How to Increase Website Conversions: Tips, Case Studies & Best Practices
If you’re looking for ways to up your conversion rate, there’s lots of information to wade through — case studies, conventional wisdom and old wives’ tales — but what will work for you?
The one thing that’s sure is that there’s no magic pill solution and no one size fits all advice that can be given here.
If you’re reading a case study that says one website or other has increased their conversion 600% by moving an image a bit to the left, know that you probably won’t be able to replicate their success.
The only hard and fast rule for increasing your conversion rate is test, test, test! Tweet this.
Find out what works best for your website and your business on your own.
While reading this post, keep in mind that this is not a list of foolproof methods that, upon implementation, will give any website 100% conversion rate. Rather, these are some suggestions of things to try onto your website. They’ve all worked for other businesses, and they might work for yours.
Bigger Buttons = Bigger Sales
Calls to action work — this is a no-brainer. SAP increased their conversion rate by placing a “DOWNLOAD NOW” button on their homepage where previously a small blue text link was. Lo and behold, downloads increased 32.5%.
One marketing firm, Impact, reported that they increased conversion rate by creating a new CTA — an in-line form that will allow users to convert on a form without clicking off the page in place of the outdated sidebar on their blog. The increase was 71%. Here’s what their homepage looks like now:
The lesson: stronger CTAs and more convenient, prominent forms and buttons work to increase conversion. You can do A/B testing with new designs to find out what design works best for your audience, but make sure it’s not a boring hyperlink — these, almost definitely, are the worst way to drive traffic.
Consistency is Key
So, you’ve got a big button on your site now, and it seems like more people are clicking it, but you haven’t quite reached your conversion goal. What you need to do first is check your page content. If the CTA on your button says “download,” but the CTA throughout your page says, “get the ebook” and “read this,” go in and make some edits. Consistency is key.
The language you use should not deviate, and it should be targeted at the right crowd. An educated market may like words like “receive an optimized version” where the general public will likely prefer “get a copy of the latest…” Making sense?
Specific Numbers Generate Higher Conversions
Highrise, a CRM software rotated five headline and subhead combinations to measure which increased conversion the most. The highest performing one was the one that emphasized the 30-day free trial in the headline and the less-than-sixty-seconds sign up in the subhead.
How many businesses? How much do they spend? Who cares? Here’s a marketing website that could benefit from following suit. Note the many confusing text links in this body text. There are about nine too many links, too much text, and no CTA. It’s confusing! A reader doesn’t know what decision to make.
The lesson: precision gets results. Numbers don’t lie, and you’ll do better by featuring specific, numbers-based promises, along with CTAs instead of giving vague descriptions surrounded by a wordy message.

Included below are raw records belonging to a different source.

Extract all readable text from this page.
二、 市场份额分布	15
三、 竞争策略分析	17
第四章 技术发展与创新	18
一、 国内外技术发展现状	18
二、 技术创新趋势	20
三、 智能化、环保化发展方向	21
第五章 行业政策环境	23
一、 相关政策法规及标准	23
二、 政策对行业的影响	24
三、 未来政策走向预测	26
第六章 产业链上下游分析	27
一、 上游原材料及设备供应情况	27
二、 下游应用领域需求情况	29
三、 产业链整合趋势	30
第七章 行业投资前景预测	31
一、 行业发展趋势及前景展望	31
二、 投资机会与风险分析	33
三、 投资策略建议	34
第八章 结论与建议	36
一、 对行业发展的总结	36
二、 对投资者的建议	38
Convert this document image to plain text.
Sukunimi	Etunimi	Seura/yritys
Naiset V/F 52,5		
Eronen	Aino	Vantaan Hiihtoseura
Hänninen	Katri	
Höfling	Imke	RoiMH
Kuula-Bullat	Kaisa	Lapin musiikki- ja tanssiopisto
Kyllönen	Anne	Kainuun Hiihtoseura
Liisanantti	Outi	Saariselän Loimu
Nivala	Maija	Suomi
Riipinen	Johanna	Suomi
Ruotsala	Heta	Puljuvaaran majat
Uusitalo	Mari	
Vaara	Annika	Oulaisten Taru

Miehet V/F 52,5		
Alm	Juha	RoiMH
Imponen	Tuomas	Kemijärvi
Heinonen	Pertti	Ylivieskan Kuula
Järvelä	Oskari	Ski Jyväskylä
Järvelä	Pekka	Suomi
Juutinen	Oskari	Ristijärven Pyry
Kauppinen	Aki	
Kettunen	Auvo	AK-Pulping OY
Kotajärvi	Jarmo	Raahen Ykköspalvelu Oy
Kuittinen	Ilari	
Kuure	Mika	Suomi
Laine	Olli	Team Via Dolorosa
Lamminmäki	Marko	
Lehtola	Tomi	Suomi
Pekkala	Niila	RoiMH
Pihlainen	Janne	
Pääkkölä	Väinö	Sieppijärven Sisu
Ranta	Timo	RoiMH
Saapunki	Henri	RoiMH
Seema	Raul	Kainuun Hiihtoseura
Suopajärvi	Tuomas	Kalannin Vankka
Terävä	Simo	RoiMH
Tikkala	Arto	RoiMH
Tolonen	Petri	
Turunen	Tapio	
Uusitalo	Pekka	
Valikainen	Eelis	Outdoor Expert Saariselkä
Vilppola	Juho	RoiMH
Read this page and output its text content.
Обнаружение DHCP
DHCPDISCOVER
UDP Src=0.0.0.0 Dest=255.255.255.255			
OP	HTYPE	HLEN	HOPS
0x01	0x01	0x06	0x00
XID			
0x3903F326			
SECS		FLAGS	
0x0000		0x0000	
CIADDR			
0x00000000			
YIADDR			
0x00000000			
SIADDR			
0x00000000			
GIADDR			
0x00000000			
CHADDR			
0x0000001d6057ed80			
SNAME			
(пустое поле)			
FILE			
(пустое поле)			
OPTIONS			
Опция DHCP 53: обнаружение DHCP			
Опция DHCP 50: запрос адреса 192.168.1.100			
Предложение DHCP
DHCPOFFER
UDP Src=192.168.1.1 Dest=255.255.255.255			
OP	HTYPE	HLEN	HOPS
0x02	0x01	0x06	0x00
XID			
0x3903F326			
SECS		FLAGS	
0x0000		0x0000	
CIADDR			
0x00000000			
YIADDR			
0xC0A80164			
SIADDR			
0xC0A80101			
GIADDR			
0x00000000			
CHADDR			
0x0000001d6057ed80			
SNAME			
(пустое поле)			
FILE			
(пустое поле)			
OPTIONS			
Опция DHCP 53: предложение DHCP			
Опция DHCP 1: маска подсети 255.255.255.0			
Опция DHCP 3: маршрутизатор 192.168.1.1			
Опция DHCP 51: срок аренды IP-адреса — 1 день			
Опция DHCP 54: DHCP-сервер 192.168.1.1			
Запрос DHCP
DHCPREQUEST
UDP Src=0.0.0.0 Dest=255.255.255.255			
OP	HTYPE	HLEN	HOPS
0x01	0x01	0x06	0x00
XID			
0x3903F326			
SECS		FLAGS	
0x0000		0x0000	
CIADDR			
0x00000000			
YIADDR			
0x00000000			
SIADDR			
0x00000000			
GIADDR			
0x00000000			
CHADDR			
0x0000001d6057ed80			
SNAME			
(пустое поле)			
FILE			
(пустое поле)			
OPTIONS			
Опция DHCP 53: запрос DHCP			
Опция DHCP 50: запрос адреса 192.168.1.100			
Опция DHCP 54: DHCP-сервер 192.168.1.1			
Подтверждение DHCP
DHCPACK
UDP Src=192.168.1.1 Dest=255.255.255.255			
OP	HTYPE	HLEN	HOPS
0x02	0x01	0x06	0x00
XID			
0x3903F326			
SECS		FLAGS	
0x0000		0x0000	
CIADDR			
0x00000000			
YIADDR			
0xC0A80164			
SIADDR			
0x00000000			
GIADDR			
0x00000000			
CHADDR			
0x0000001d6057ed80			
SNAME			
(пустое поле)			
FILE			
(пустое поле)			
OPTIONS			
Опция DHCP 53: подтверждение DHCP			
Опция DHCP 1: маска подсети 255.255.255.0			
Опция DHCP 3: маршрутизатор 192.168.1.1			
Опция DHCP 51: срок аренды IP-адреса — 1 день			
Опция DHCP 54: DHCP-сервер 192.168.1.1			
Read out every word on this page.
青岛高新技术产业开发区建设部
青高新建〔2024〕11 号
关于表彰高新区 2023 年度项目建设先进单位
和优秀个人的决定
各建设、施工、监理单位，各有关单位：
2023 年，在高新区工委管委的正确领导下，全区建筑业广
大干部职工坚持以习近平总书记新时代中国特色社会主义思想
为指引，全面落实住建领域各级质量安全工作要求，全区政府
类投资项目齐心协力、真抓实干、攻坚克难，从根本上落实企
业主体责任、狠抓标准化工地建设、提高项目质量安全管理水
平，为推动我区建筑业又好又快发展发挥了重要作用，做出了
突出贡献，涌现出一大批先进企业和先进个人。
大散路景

K.I.S.S — Keep It Simple Sally
In the example used above, the company removed their site sidebar and replaced it with an in-line form, but simply removing the sidebar also increased 25.9% more opt-ins for Conversion Rate Experts. They used Crazy Egg to see how clicks were distributed on their homepage, and saw that their sidebar was distracting some people away from what they wanted them to focus on.
AssesmentDay also found that reducing content on their landing page increased conversion rate. After removing the FAQ and screenshot sections yielded them 62% and 56% increases in sales respectively. However, after removing both sections at the same time, they saw sales drop 3%.
The lesson: less is more. Removing non-crucial content will allow the visitor to place their focus on where you want it be.
Leverage the Use of Engaging Video
Treepodia, a company that creates video for ecommerce websites, tested the efficiency of video usage for jewelry vendors. They report that conversions for these sites increased 247% and that 8% of visitors chose to view the video.
Dropbox, the file-sharing and storage website, found an increase in conversion rate by 10% from adding video. Common Craft, a company that creates videos for websites, reports that the Dropbox video has been viewed 1million times total, and gets 30k hits a day.
They also say that it’s a little difficult to measure the effectiveness of the video alone in increasing conversions, since some users might have already come to the webpage with the intention to sign up. So, be sure to make use of analytics to read the data, paying attention to new visitors vs return visitors when testing for video engagement.
Know the Rules of A/B Testing
When you’re making changes to your page copy and you want to know what’s working and what’s not, you need to isolate your changes to one at a time. Analyze your conversion data about a week or two after implementing a change. By doing this, you will be able to tell which changes had an impact, and you can reuse those ones in the future.
Going through your page copy, from time to time will ensure that you’re getting the most out of your site content. The magic of copywriting happens during the editing phase. Online, editing should never end. Right now, you can start generating higher conversions by implementing the advice above.